Oeuvre de Shambhavi Thakur.Lire aussi : Carnage de Delhi:
(1) Parmi les organisations qui se réfèrent à l’Hindutva et qui se regroupent au sein du Sangh Parivar – la famille Sangh – on trouve le Rashtriya Swayamsevak Sangh ou RSS, l’association nationale des volontaires, l’organisation-mère, le Bharatiya Janata Party ou BJP, la façade politique, le Vishwa Hindu Parishad ou VHP, le conseil hindou mondial, le front des formations activistes, le Shiv Sena, l’armée de Shivâjî, une organisation d’extrême-droite principalement présente dans le Maharashtra, le VHP of America, l’antenne d’outre-mer de l’Hindutva, et le Hindu Students Councils, la branche américaine étudiante du VHP.
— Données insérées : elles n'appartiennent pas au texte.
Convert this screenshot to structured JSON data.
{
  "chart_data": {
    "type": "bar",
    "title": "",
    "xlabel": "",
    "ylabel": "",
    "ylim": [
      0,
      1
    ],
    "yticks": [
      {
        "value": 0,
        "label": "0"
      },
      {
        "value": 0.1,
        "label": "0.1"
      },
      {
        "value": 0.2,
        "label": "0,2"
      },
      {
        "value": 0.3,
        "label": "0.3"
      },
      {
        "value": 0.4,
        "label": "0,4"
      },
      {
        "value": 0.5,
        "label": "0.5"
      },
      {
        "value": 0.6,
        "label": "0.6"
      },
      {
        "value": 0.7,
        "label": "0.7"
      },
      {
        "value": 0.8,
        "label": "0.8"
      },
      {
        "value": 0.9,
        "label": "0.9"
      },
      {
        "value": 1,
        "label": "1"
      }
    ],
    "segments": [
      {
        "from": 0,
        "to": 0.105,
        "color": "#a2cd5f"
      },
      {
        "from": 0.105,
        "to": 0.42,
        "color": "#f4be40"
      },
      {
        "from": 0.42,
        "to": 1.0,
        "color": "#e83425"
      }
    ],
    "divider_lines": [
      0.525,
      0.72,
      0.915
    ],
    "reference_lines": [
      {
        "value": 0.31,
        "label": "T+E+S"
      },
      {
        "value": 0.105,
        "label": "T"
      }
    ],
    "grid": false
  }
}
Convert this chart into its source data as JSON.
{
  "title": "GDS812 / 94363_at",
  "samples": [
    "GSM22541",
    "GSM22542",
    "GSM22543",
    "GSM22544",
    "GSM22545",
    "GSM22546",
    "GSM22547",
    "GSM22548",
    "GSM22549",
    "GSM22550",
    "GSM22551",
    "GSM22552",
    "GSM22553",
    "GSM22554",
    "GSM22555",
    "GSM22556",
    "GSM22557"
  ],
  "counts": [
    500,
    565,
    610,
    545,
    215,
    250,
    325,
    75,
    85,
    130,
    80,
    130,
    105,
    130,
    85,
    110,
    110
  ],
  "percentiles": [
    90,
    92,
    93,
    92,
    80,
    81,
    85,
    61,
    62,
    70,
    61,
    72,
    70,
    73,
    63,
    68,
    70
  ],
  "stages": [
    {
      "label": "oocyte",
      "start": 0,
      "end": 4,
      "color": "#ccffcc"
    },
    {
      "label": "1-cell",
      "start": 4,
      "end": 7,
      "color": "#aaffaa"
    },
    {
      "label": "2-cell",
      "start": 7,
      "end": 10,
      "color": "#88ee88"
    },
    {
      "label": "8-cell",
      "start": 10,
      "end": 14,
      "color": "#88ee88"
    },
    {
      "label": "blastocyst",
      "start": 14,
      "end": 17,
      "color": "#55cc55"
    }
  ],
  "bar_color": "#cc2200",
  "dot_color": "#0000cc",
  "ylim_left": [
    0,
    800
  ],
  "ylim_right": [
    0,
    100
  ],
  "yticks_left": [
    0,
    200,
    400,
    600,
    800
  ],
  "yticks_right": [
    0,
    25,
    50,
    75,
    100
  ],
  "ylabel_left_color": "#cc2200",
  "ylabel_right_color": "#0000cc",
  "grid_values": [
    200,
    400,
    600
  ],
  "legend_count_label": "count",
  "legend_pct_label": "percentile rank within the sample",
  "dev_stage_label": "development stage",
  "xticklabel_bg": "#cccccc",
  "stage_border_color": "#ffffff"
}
Pour mémoire, Nathuram Vinayak Godse, l’assassin de Gandhi, était membre du RSS, ce qui entraîna le bannissement de cette association et sa stratégie de diffusion par la création de nombreuses organisations satellites.
L’Hindutva affirme la fierté d’être hindou, une fierté qui aurait été bafouée depuis le début des invasions musulmanes en Inde et qui n’a cessé de l’être durant l’Empire moghol puis le Raj britannique (voir Subhash Chandra Bose). Elle s’intéresse à tous les domaines de la société, avec la tentation de réécrire l’histoire du sous-continent au filtre de son idéologie.